The best route I could see for the older proposal was to add a slew of
extra calls to an API. This isn't something I'm averse to, however,
because "grovelling around at the triple level" is not particularly
productive (again, in my opinion).

> Whether the application interns
> based on typed literal constants, multi-node idioms, or any
> other representation, it's all the same, and no alternative
> is not significantly better or worse than any other.

> > 2. Concrete syntaxes
> > --------------------
> >
> > In the RDF/XML syntax, non-string literals are encoded in accordance
> > with the XML Schema spec as
> >
> > <propName xsi:type="URI">XML content</propName>
>
> Again, I understand xsi:type to be tied to XML Schema datatypes,
> not to arbitrary datatypes, therefore adoption of this term
> constitutes treading on other folks front lawn.
>
> Likewise, if it the case that 'int_5' is of rdf:type xsd:integer,
> i.e. that it denotes the value five, then we can just as well
> use rdf:type instead of xsi:type.

Certainly if literals ever get to sit on the blunt end of arcs, there
will be something like

	int(5) rdf:type xsd:integer .
	xsd:integer rdfs:subClassOf rdfs:Literal .
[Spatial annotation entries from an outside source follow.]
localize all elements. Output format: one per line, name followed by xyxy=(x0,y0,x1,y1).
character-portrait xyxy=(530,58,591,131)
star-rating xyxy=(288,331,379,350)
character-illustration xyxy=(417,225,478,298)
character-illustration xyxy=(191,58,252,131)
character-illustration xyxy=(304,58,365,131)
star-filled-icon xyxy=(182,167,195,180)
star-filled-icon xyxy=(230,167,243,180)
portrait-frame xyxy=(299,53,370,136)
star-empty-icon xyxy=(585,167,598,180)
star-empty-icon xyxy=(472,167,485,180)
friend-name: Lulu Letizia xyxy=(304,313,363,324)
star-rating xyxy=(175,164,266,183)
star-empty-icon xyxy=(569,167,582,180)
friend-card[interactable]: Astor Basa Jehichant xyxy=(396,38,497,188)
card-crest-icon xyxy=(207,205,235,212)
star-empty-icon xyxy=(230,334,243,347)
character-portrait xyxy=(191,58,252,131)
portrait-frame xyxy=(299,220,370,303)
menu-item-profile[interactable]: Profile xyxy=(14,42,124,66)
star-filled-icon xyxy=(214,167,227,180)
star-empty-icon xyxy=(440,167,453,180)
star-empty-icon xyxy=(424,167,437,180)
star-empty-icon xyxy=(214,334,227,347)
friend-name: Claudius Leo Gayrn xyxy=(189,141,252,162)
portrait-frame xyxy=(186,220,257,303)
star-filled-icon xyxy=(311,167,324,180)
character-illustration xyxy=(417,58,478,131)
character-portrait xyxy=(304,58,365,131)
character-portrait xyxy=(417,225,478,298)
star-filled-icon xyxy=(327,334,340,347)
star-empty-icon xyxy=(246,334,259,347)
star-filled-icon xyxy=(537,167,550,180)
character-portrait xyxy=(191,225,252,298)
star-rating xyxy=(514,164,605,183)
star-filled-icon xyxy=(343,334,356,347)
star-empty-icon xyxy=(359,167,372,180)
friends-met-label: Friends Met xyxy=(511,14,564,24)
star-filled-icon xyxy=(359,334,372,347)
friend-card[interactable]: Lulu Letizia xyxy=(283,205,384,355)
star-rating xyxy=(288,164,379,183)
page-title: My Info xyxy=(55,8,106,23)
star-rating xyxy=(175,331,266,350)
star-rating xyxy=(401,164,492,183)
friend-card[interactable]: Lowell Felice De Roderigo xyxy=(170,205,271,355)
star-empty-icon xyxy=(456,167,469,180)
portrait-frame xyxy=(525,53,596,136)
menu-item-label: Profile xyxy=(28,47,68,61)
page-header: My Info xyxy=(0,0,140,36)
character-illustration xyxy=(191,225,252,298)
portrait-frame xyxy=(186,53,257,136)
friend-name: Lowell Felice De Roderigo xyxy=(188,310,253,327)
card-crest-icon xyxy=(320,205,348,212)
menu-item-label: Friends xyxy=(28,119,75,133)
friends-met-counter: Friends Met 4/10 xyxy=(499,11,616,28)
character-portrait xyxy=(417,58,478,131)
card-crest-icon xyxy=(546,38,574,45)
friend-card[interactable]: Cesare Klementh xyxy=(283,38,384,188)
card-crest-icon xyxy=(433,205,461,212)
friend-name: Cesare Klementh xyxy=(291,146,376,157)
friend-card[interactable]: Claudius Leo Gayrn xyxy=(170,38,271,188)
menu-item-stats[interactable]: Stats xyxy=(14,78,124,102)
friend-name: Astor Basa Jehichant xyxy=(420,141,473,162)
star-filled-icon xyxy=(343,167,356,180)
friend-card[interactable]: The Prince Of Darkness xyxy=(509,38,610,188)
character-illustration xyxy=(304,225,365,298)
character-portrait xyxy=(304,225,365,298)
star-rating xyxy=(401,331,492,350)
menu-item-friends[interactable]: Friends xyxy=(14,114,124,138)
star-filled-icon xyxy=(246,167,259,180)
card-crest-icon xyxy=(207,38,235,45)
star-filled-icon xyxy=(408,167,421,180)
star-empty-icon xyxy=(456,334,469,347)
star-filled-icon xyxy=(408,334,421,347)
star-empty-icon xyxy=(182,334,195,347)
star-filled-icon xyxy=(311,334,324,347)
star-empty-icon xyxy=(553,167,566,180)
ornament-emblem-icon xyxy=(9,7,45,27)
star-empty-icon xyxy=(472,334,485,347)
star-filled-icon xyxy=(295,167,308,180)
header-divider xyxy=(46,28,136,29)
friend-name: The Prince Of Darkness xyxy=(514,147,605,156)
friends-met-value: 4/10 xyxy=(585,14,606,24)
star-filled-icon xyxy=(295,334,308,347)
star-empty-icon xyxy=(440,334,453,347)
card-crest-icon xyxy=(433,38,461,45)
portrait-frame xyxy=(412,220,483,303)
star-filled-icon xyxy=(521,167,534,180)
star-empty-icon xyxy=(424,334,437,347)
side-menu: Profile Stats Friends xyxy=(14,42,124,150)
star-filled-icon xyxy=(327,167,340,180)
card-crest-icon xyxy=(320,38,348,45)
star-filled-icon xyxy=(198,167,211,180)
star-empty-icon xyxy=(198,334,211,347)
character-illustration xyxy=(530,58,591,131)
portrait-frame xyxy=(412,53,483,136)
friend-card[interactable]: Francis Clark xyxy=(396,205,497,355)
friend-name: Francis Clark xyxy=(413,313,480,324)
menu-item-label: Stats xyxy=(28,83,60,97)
> > RDF/XML parsers provide callbacks that allow generating a compact
> > internal representation of literals that correspond to data types
> > provided by programming languages and storage systems (e.g., integers,
> > floats and strings). Similarly, the serializers provide callbacks for
> > encoding such literals in RDF/XML.
>
> These are all simply implementational issues that can also be
> done for any of the proposed datatyping idioms. We are not tasked
> to say how RDF parsers and APIs are to be implemented. There
> are many ways to optimize the internal storage of RDF expressed
> knowledge.

I'd like to hear or see a proposal for the datatyping idiom that does
this, but this isn't really necessary WG material. Maybe on
rdf-interest?


> This proposal is not offered as a solution to any fatal flaw
> in the local datatyping mechanisms outlined in the latest
> datatyping WD (the stake-in-the-ground proposal), and IMO
> is a less optimal solution that the present stake-in-the-ground
> proposal.

I find it conceptually simpler, and easier to sell to people.

> It also fails to address global typing and the relationship of
> datatyping to RDF types in general.

Agreed (I think); there's omre to fill out in this regard.


-- 
jan grant, ILRT, University of Bristol. http://www.ilrt.bris.ac.uk/
Tel +44(0)117 9287088 Fax +44 (0)117 9287112 RFC822 jan.grant@bris.ac.uk
There's no convincing English-language argument that this sentence is true.
Received on Thursday, 8 August 2002 09:22:50 UTC